Loads of Learned Lumber

Sunday, August 17, 2025

Nettie Jones, _Fish Tales_

THIS 1983 NOVEL was recently re-published, which is how I heard of it. It's a crazy ride. 

The narrator is a woman named Lewis, and as that detail suggests, fluidity prevails. The novel is set in Detroit and New York City, but we seem to be not so much moving between the two settings as to be now in one and now the other, without any explicit indication that Lewis has relocated. Similarly, although the novel seems set in the mid-to-late 1970s and occasionally the early 1980s, the narrative does not seem to be in strict chronological order, as mercurial in time as it is in space.. Sometimes we learn this our that character's eye color or skin tone, but their ethnicities generally go unspecified, and we rarely get anyone's last name. The characters' genders and sexualities likewise wander where they will, and the erotic is never far away.

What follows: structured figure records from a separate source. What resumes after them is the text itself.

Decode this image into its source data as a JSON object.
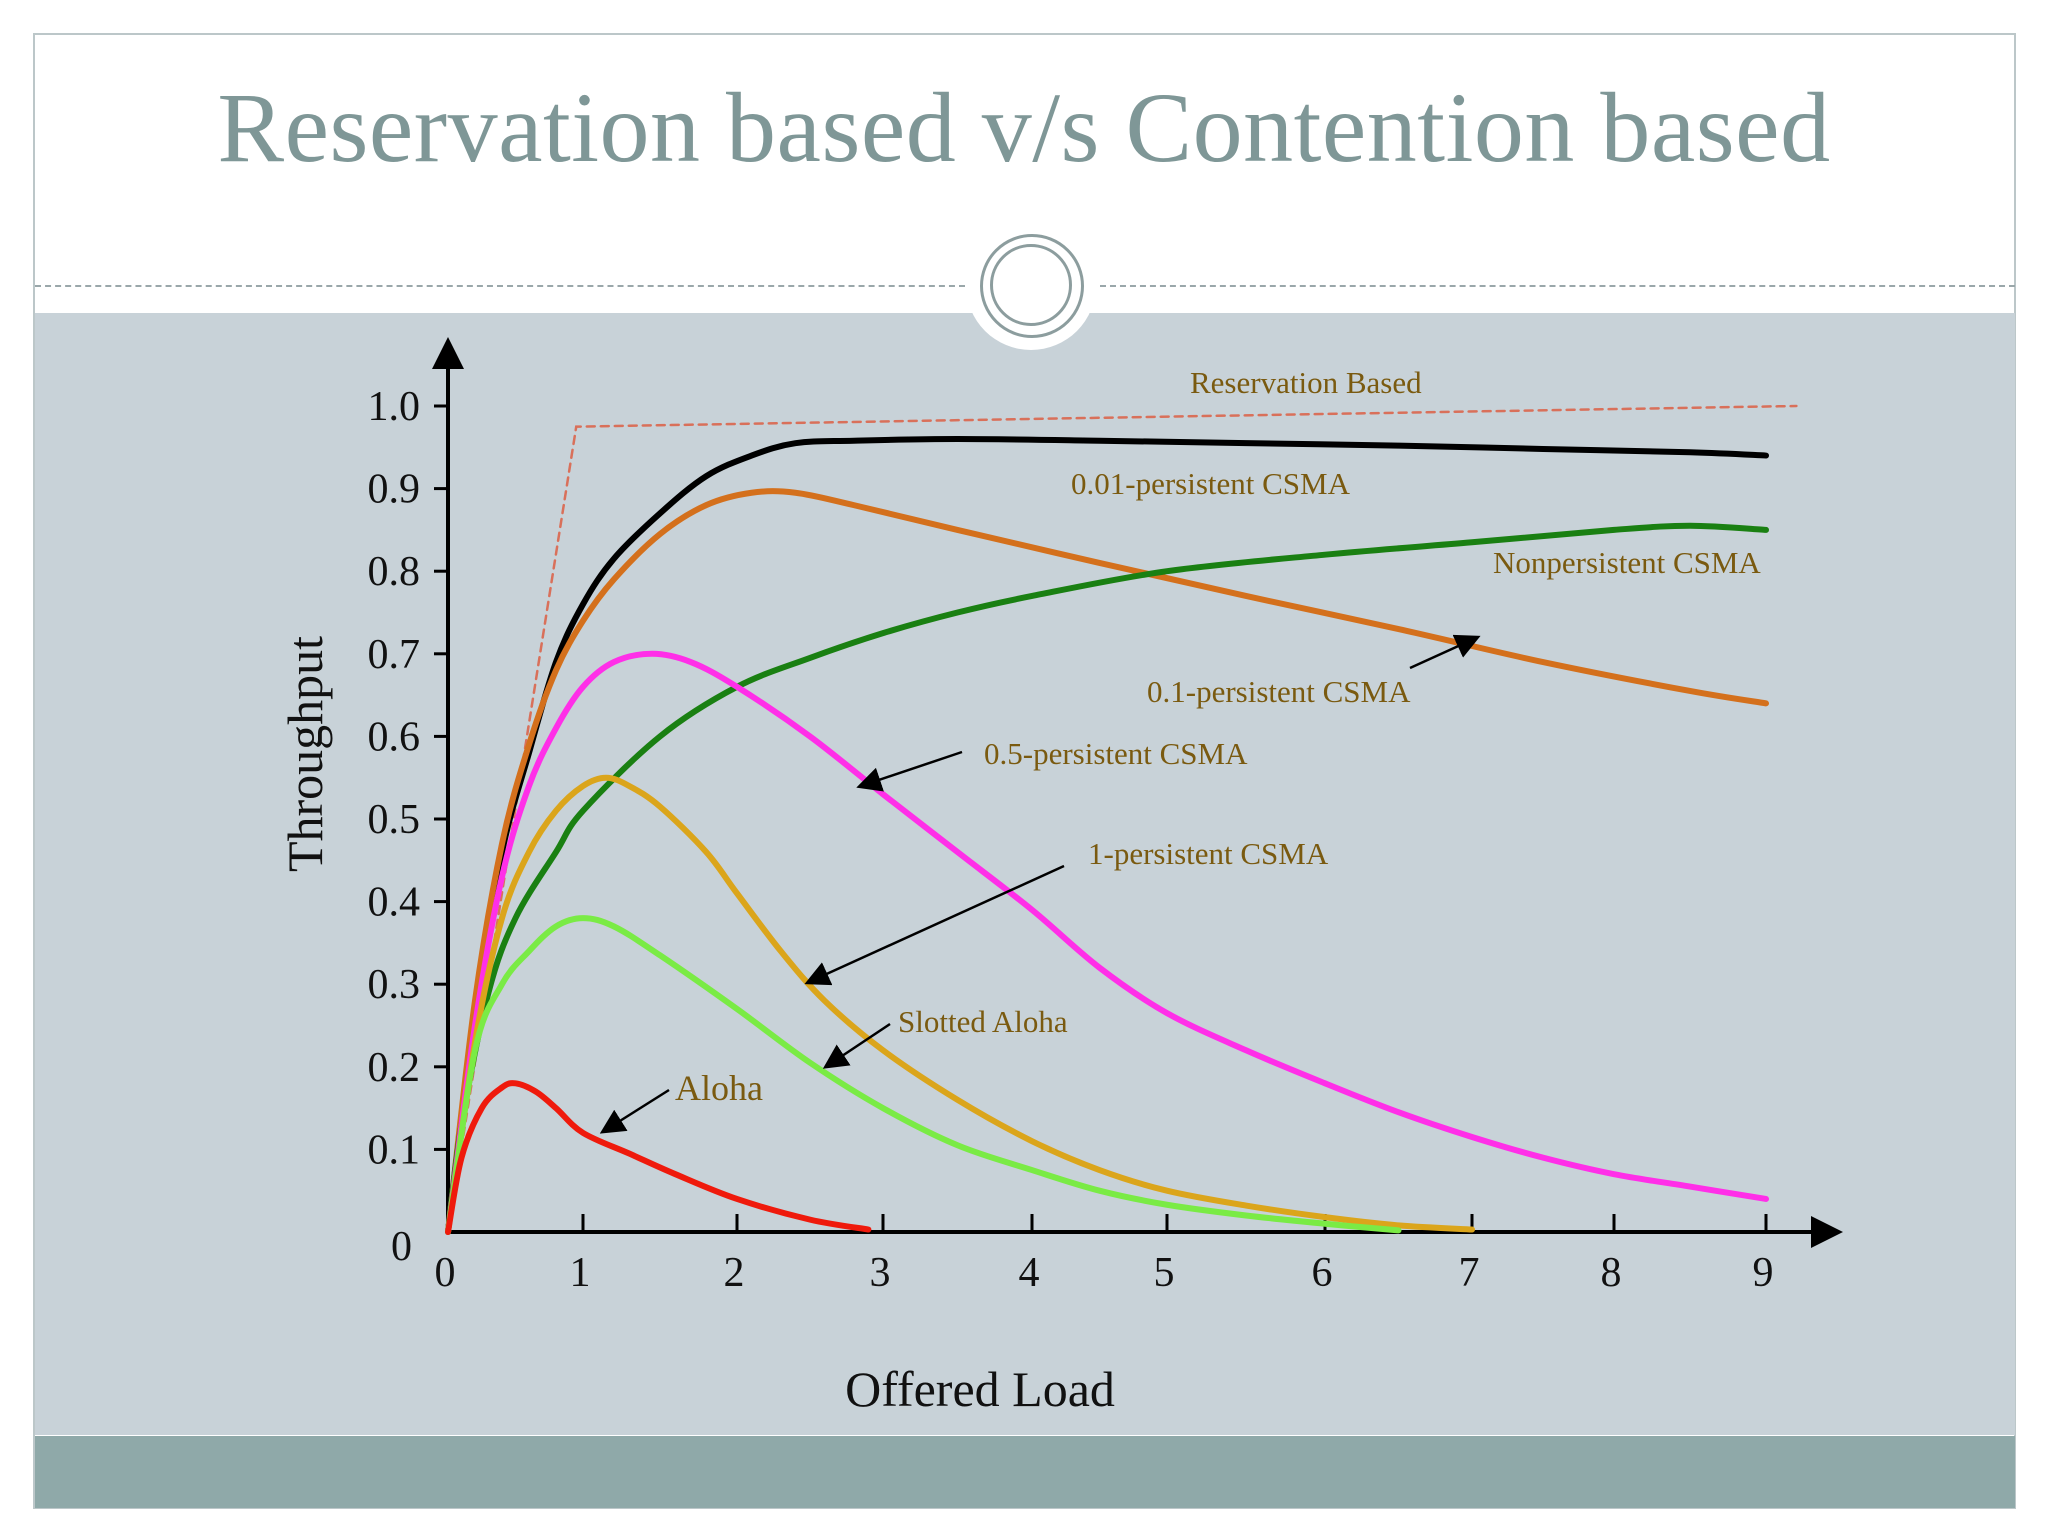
{
  "slide": {
    "title": "Reservation based v/s Contention based",
    "colors": {
      "title": "#7f9797",
      "panel": "#c8d2d8",
      "footer": "#8fa9a9"
    }
  },
  "chart_data": {
    "type": "line",
    "xlabel": "Offered Load",
    "ylabel": "Throughput",
    "xlim": [
      0,
      9
    ],
    "ylim": [
      0,
      1.0
    ],
    "x_ticks": [
      "0",
      "1",
      "2",
      "3",
      "4",
      "5",
      "6",
      "7",
      "8",
      "9"
    ],
    "y_ticks": [
      "0",
      "0.1",
      "0.2",
      "0.3",
      "0.4",
      "0.5",
      "0.6",
      "0.7",
      "0.8",
      "0.9",
      "1.0"
    ],
    "grid": false,
    "series": [
      {
        "name": "Reservation Based",
        "color": "#d9705a",
        "dashed": true,
        "points": [
          [
            0,
            0
          ],
          [
            0.95,
            0.975
          ],
          [
            9.2,
            1.0
          ]
        ]
      },
      {
        "name": "0.01-persistent CSMA",
        "color": "#000000",
        "points": [
          [
            0,
            0
          ],
          [
            0.2,
            0.27
          ],
          [
            0.4,
            0.46
          ],
          [
            0.6,
            0.58
          ],
          [
            0.8,
            0.69
          ],
          [
            1.0,
            0.76
          ],
          [
            1.2,
            0.815
          ],
          [
            1.5,
            0.87
          ],
          [
            1.8,
            0.915
          ],
          [
            2.1,
            0.94
          ],
          [
            2.4,
            0.955
          ],
          [
            2.8,
            0.958
          ],
          [
            3.5,
            0.96
          ],
          [
            4.5,
            0.958
          ],
          [
            5.5,
            0.955
          ],
          [
            6.5,
            0.952
          ],
          [
            7.5,
            0.948
          ],
          [
            8.5,
            0.944
          ],
          [
            9.0,
            0.94
          ]
        ]
      },
      {
        "name": "0.1-persistent CSMA",
        "color": "#d4701c",
        "points": [
          [
            0,
            0
          ],
          [
            0.2,
            0.28
          ],
          [
            0.4,
            0.47
          ],
          [
            0.6,
            0.59
          ],
          [
            0.8,
            0.68
          ],
          [
            1.0,
            0.74
          ],
          [
            1.2,
            0.79
          ],
          [
            1.5,
            0.845
          ],
          [
            1.8,
            0.88
          ],
          [
            2.1,
            0.895
          ],
          [
            2.4,
            0.895
          ],
          [
            2.8,
            0.88
          ],
          [
            3.5,
            0.85
          ],
          [
            4.5,
            0.81
          ],
          [
            5.5,
            0.77
          ],
          [
            6.5,
            0.73
          ],
          [
            7.5,
            0.69
          ],
          [
            8.5,
            0.655
          ],
          [
            9.0,
            0.64
          ]
        ]
      },
      {
        "name": "Nonpersistent CSMA",
        "color": "#1a8012",
        "points": [
          [
            0,
            0
          ],
          [
            0.1,
            0.13
          ],
          [
            0.3,
            0.29
          ],
          [
            0.5,
            0.38
          ],
          [
            0.8,
            0.46
          ],
          [
            1.0,
            0.51
          ],
          [
            1.5,
            0.6
          ],
          [
            2.0,
            0.66
          ],
          [
            2.5,
            0.695
          ],
          [
            3.0,
            0.725
          ],
          [
            3.5,
            0.75
          ],
          [
            4.0,
            0.77
          ],
          [
            5.0,
            0.8
          ],
          [
            6.0,
            0.82
          ],
          [
            7.0,
            0.835
          ],
          [
            8.0,
            0.85
          ],
          [
            8.5,
            0.855
          ],
          [
            9.0,
            0.85
          ]
        ]
      },
      {
        "name": "0.5-persistent CSMA",
        "color": "#ff2fe8",
        "points": [
          [
            0,
            0
          ],
          [
            0.2,
            0.25
          ],
          [
            0.4,
            0.43
          ],
          [
            0.6,
            0.54
          ],
          [
            0.8,
            0.61
          ],
          [
            1.0,
            0.66
          ],
          [
            1.2,
            0.69
          ],
          [
            1.45,
            0.7
          ],
          [
            1.7,
            0.69
          ],
          [
            2.0,
            0.66
          ],
          [
            2.5,
            0.6
          ],
          [
            3.0,
            0.53
          ],
          [
            3.5,
            0.46
          ],
          [
            4.0,
            0.39
          ],
          [
            4.5,
            0.32
          ],
          [
            5.0,
            0.265
          ],
          [
            5.5,
            0.22
          ],
          [
            6.0,
            0.18
          ],
          [
            6.5,
            0.145
          ],
          [
            7.0,
            0.115
          ],
          [
            7.5,
            0.09
          ],
          [
            8.0,
            0.07
          ],
          [
            8.5,
            0.055
          ],
          [
            9.0,
            0.04
          ]
        ]
      },
      {
        "name": "1-persistent CSMA",
        "color": "#dba51b",
        "points": [
          [
            0,
            0
          ],
          [
            0.2,
            0.23
          ],
          [
            0.4,
            0.38
          ],
          [
            0.6,
            0.46
          ],
          [
            0.8,
            0.51
          ],
          [
            1.0,
            0.54
          ],
          [
            1.15,
            0.55
          ],
          [
            1.3,
            0.54
          ],
          [
            1.5,
            0.515
          ],
          [
            1.8,
            0.46
          ],
          [
            2.0,
            0.41
          ],
          [
            2.3,
            0.34
          ],
          [
            2.6,
            0.28
          ],
          [
            3.0,
            0.22
          ],
          [
            3.5,
            0.16
          ],
          [
            4.0,
            0.11
          ],
          [
            4.5,
            0.075
          ],
          [
            5.0,
            0.05
          ],
          [
            5.5,
            0.032
          ],
          [
            6.0,
            0.018
          ],
          [
            6.5,
            0.008
          ],
          [
            7.0,
            0.003
          ]
        ]
      },
      {
        "name": "Slotted Aloha",
        "color": "#7aeb45",
        "points": [
          [
            0,
            0
          ],
          [
            0.2,
            0.22
          ],
          [
            0.4,
            0.3
          ],
          [
            0.6,
            0.34
          ],
          [
            0.8,
            0.37
          ],
          [
            1.0,
            0.38
          ],
          [
            1.2,
            0.37
          ],
          [
            1.5,
            0.335
          ],
          [
            2.0,
            0.27
          ],
          [
            2.5,
            0.205
          ],
          [
            3.0,
            0.15
          ],
          [
            3.5,
            0.105
          ],
          [
            4.0,
            0.075
          ],
          [
            4.5,
            0.05
          ],
          [
            5.0,
            0.033
          ],
          [
            5.5,
            0.02
          ],
          [
            6.0,
            0.01
          ],
          [
            6.5,
            0.002
          ]
        ]
      },
      {
        "name": "Aloha",
        "color": "#ef1a0c",
        "points": [
          [
            0,
            0
          ],
          [
            0.1,
            0.09
          ],
          [
            0.25,
            0.15
          ],
          [
            0.4,
            0.175
          ],
          [
            0.5,
            0.18
          ],
          [
            0.65,
            0.17
          ],
          [
            0.8,
            0.15
          ],
          [
            1.0,
            0.12
          ],
          [
            1.3,
            0.095
          ],
          [
            1.6,
            0.07
          ],
          [
            2.0,
            0.04
          ],
          [
            2.5,
            0.015
          ],
          [
            2.9,
            0.003
          ]
        ]
      }
    ],
    "annotations": [
      {
        "text": "Reservation Based",
        "series": "Reservation Based"
      },
      {
        "text": "0.01-persistent CSMA",
        "series": "0.01-persistent CSMA"
      },
      {
        "text": "Nonpersistent CSMA",
        "series": "Nonpersistent CSMA"
      },
      {
        "text": "0.1-persistent CSMA",
        "series": "0.1-persistent CSMA",
        "arrow": true
      },
      {
        "text": "0.5-persistent CSMA",
        "series": "0.5-persistent CSMA",
        "arrow": true
      },
      {
        "text": "1-persistent CSMA",
        "series": "1-persistent CSMA",
        "arrow": true
      },
      {
        "text": "Slotted Aloha",
        "series": "Slotted Aloha",
        "arrow": true
      },
      {
        "text": "Aloha",
        "series": "Aloha",
        "arrow": true
      }
    ]
  }
}
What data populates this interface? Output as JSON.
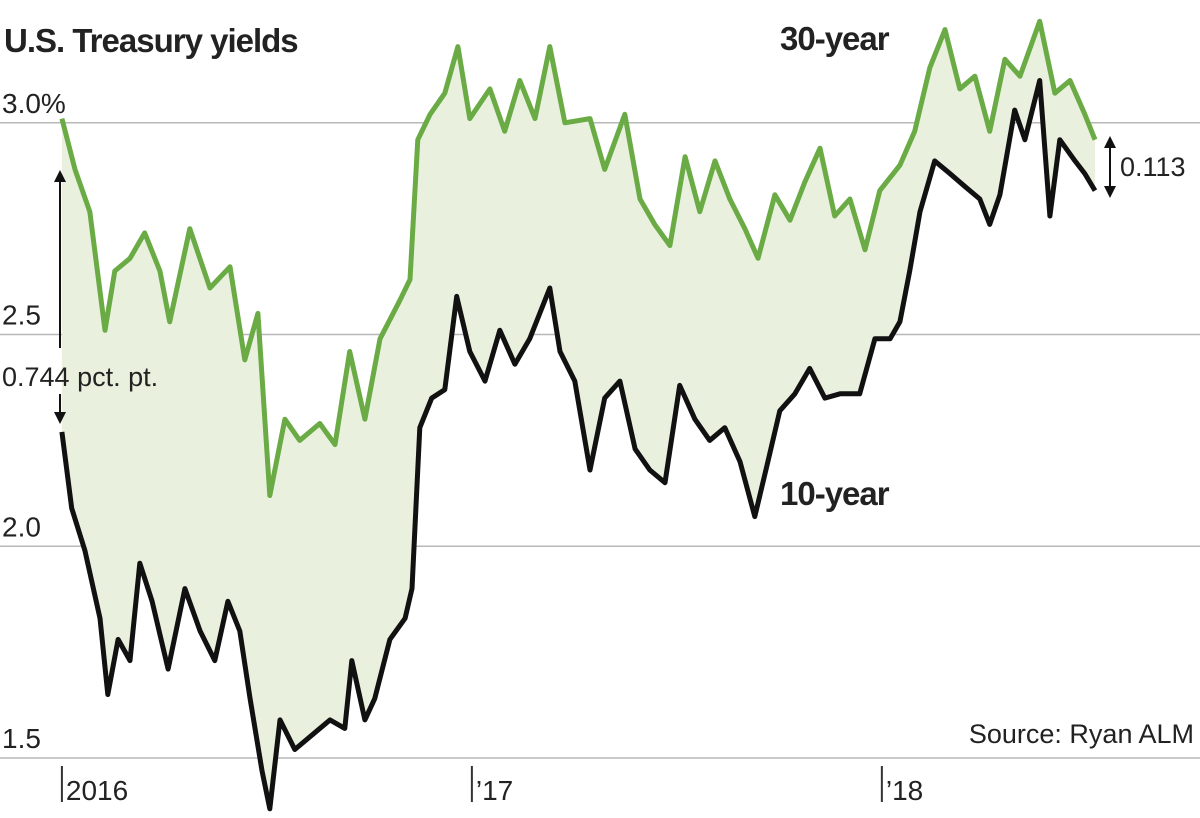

In other words, for a forty-year-old novel, it feels very congruent with contemporary sensibilities. To me, it seemed comparable to Michelle Tea or Dodie Bellamy, but wilder, more operatic, with a sort of 1970s anarchic streak reminiscent of writers like Robert Coover, John Barth or Donald Barthelme. 

Part Two ("Connect"), about Lewis's relationship with a brilliant and well-connected quadriplegic named Brook, feels somewhat more linear than Part One ("Disconnect'), but it's still wild, an emotional roller coaster if you can imagine a roller coaster that operates in five or six dimensions rather than the usual three.